We will deploy an application and expose as a service on TCP port 80.
The application is a custom-built image based on the php-apache image. The index.php page performs calculations to generate CPU load. More information can be found here
kubectl create deployment php-apache --image=us.gcr.io/k8s-artifacts-prod/hpa-example kubectl set resources deploy php-apache --requests=cpu=200m kubectl expose deploy php-apache --port 80 kubectl get pod -l app=php-apache
This HPA scales up when CPU exceeds 50% of the allocated container resource.

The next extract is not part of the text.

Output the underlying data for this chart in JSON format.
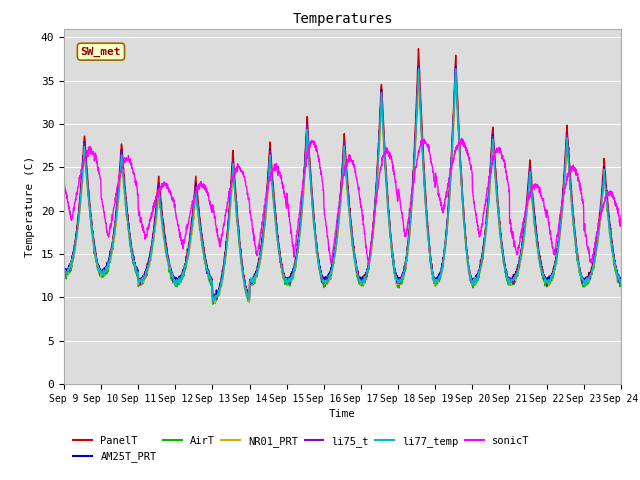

kubectl autoscale deployment php-apache `#The target average CPU utilization` \ --cpu-percent=50 \ --min=1 `#The lower limit for the number of pods that can be set by the autoscaler` \ --max=10 `#The upper limit for the number of pods that can be set by the autoscaler`
View the HPA using kubectl. You probably will see
<unknown>/50% for 1-2 minutes and then you should be able to see
kubectl get hpa
Open a new terminal in the Cloud9 Environment and run the following command to drop into a shell on a new container
kubectl run -i --tty load-generator --image=busybox /bin/sh
Execute a while loop to continue getting http:///php-apache
while true; do wget -q -O - http://php-apache; done
In the previous tab, watch the HPA with the following command
kubectl get hpa -w
You will see HPA scale the pods from 1 up to our configured maximum (10) until the CPU average is below our target (50%)
You can now stop (Ctrl + C) load test that was running in the other terminal. You will notice that HPA will slowly bring the replica count to min number based on its configuration. You should also get out of load testing application by pressing Ctrl + D.